Complete solution is
let alert = UIAlertController(title: "title", message: "message", preferredStyle: .alert)
let defaultAction = UIAlertAction(title: "OK", style: .default, handler: { action in
})
alert.addAction(defaultAction)
//Made Changes here
DispatchQueue.main.async(execute: {
self.present(alert, animated: true)
})
Try this code
UINavigationController *navigationController = [[UINavigationController alloc] initWithRootViewController:<your ViewController object>];
[self.view.window.rootViewController presentViewController:navigationController animated:YES completion:nil];
Try presenting on TabBarController if it is a TabBarController based app .
[self.tabBarController presentViewController:viewController animated:YES completion:nil];
Reason could be self is child of TabBarController and you are trying to present from a ChildViewController.
Yes, I also faced the same warning message while displaying an Alert controller which was in another view. Later on I avoided this by presenting the alert controller from the parent view controller as below:
[self.parentViewController presentViewController:alertController animated:YES completion:nil];
you need to add the view controller that will present the new controller as a child of the parent view controller.
Let's say you have yourMainViewController, then you add a new controller called controllerA, and then you want to present a new controller called controllerB from controllerA
you have to write something like this:
[self addChildViewController:controllerA]; //self is yourMainViewController
[self.view addsubView:controllerA.view];
and within controllerA you can present the new controller without warnings
[self presentViewController:controllerB animated:YES completion:nil]; //self is controllerA
I reached on this thread where I have a Custom Navigation Bar and I was calling an AlertViewController through it.
I had to add it as a child to my main view controller. Then I could call present it without any warning.
You should add your Zoomed Image View Controller as a child of the main ViewController.
(e.g)
[self addChildViewController:ZoomedImageViewController];
Then you'd be able to call your ZoomedImageViewController
[self presentViewController:ZoomedImageViewController];
Make sure you have a root view controller to start with. You can set it in didFinishLaunchingWithOptions.
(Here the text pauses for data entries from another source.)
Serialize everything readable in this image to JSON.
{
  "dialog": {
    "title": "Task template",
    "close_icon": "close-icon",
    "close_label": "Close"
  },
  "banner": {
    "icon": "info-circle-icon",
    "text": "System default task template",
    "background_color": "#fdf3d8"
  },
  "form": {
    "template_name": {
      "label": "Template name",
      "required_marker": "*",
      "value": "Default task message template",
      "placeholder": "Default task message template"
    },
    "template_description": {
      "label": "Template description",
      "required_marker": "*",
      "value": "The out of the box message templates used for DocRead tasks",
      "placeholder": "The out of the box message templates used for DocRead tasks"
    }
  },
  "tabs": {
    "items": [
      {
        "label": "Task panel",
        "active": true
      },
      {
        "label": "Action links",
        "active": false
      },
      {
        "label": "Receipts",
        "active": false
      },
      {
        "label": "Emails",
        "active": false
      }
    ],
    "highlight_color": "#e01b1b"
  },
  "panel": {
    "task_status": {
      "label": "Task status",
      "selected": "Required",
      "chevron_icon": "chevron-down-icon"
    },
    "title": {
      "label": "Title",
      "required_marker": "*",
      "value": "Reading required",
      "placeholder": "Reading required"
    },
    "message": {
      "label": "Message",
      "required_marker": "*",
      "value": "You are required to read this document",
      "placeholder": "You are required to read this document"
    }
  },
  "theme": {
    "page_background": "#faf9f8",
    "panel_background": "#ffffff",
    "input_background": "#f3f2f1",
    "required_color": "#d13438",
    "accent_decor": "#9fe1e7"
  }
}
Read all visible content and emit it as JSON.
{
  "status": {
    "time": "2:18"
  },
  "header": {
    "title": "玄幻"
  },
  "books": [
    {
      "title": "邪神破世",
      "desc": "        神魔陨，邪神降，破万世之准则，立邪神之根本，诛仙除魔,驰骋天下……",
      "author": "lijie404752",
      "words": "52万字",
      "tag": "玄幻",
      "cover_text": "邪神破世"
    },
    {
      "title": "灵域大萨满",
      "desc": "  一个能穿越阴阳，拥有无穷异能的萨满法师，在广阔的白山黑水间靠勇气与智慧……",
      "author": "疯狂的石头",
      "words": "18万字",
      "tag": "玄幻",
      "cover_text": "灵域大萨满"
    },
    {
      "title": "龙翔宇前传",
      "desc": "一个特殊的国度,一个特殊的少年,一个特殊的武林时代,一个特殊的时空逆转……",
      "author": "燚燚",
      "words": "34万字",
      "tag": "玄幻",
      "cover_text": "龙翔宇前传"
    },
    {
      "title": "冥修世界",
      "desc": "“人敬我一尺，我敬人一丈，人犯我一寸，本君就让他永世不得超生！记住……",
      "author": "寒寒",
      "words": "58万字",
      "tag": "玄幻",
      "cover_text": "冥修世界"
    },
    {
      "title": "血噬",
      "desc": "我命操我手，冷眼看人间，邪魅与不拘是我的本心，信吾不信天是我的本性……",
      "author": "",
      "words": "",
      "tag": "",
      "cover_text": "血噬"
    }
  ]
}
- (BOOL)application:(UIApplication *)application didFinishLaunchingWithOptions:(NSDictionary *)launchOptions {
[window setRootViewController:viewController];
}
Lots of reasons for this warning. Mine is because I have a segue connected from a ViewController to another that will be presented modally. But, the ViewController I am presenting from is being dynamically generated by a PageViewController. Which is why it is detached in the Storyboard. My app isn't going to crash because of it; but I would like to silence the warning.
It depends if you want to show your alert or something similar in anywhere of kind UIViewController.
You can use this code example:
UIAlertController* alert = [UIAlertController alertControllerWithTitle:#"Alert" message:#"Example" preferredStyle:UIAlertControllerStyleAlert];
UIAlertAction *cancelAction = [UIAlertAction actionWithTitle:#"Cancel" style:UIAlertActionStyleDefault handler:nil];
[alert addAction:cancelAction];
[[[[[UIApplication sharedApplication] delegate] window] rootViewController] presentViewController:alert animated:true completion:nil];
Many answers are right.
Check your presentingViewController have parentViewController or not.
If no, add it to somewhere it should be added
else, check it's parentViewController has parentViewController recursively until every viewController has parent
This issue happened to me when my co-worker add a AViewController to BViewController. Somehow, he just add the AViewController's view to BViewController's view.